Purpose: : Proliferative diabetic retinopathy is one of the leading causes of blindness in middle–aged people in western countries. The aim of this study was to evaluate the structure of neovascular tissue in the eyes of diabetic patients by immunohistochemical methods and furthermore to find out possible pathogenic factors in the generation and proliferation of the new vessels.

Methods: : The neovascular tissue of 13 diabetic patients was studied. Patients had proliferative diabetic retinopathy and clinically observed retinal neovascularization and vitrectomy was indicated for all. During the normal vitreoretinal surgery the neovascular tufts were removed, fixed with 4% paraformaldehyde, embedded in paraffin and processed for conventional immunohistochemistry. Specimens were immunostained with a mouse monoclonal antibody against endothelial cells (CD31), macrofages (CD68), vascular endothelial growth factors A (VEGF–A) and D (VEGF–D), vascular endothelial growth factor receptors 1 (FLT1), 2 (KDR) and 3 (FLT4) and nuclear factor kappa B (NFkappaB).
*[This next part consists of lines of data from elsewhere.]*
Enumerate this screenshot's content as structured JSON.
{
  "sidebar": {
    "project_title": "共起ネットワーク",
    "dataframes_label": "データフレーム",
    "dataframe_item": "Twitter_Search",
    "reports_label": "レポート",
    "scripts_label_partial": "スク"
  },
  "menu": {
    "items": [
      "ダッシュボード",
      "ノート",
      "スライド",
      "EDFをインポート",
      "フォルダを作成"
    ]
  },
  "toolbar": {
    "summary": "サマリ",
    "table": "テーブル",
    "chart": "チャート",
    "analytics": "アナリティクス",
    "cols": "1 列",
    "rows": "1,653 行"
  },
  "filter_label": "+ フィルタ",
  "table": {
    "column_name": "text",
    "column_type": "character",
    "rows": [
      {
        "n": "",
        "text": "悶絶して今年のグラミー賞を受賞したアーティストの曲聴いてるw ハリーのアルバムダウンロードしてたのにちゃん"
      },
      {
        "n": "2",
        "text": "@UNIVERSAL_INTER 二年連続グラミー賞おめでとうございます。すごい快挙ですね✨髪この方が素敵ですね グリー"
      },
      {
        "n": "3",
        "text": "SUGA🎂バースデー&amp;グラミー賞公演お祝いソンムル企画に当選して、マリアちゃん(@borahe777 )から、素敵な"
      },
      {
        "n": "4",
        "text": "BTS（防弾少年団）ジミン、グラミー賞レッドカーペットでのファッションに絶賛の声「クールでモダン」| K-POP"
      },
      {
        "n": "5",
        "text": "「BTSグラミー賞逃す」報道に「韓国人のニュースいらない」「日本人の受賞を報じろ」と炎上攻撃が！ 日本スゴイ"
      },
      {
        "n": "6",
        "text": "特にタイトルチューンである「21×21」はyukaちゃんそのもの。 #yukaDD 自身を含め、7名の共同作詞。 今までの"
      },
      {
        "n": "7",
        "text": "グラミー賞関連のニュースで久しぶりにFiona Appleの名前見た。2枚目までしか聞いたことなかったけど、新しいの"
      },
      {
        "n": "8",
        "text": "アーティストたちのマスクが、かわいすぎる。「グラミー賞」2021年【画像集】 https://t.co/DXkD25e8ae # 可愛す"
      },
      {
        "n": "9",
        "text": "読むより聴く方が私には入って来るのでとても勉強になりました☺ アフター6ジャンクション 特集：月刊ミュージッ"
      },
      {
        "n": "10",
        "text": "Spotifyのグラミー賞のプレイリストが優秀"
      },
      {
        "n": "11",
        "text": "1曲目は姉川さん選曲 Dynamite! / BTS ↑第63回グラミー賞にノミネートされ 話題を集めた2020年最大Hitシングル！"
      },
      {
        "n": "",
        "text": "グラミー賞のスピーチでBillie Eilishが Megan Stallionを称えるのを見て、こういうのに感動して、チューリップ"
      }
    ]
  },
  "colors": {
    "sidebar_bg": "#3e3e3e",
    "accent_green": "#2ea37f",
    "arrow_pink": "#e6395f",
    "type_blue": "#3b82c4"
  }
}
Results: : The endothelial cells of neovascular vessels of the tufts showed immunostaining of CD31. There were also number of macrofages indicating an inflammatory process involved in the neovascular tissues. Both VEGF–A and –D were present in the samples. Staining of VEGF–A was slightly more intensive than VEGF–D. The neovascular tissue showed also immunostaining to VEGF receptors 1,2 and 3. FLT–1 (VEGFR 1) and KDR (VEGFR 2) gave the strongest immunostaining. A transcription factor NFkappaB was also detected in these neovascular tufts.

Conclusions: : This study demonstrates the presence of VEGF–A and VEGF–D as well as the VEGFR –1,–2 and in lesser extent –3 as well as NfkappaB in the neovascular tissue of diabetic retina. The presence of macrophages indicates a role of inflammatory process in the pathogenesis of neovascularization.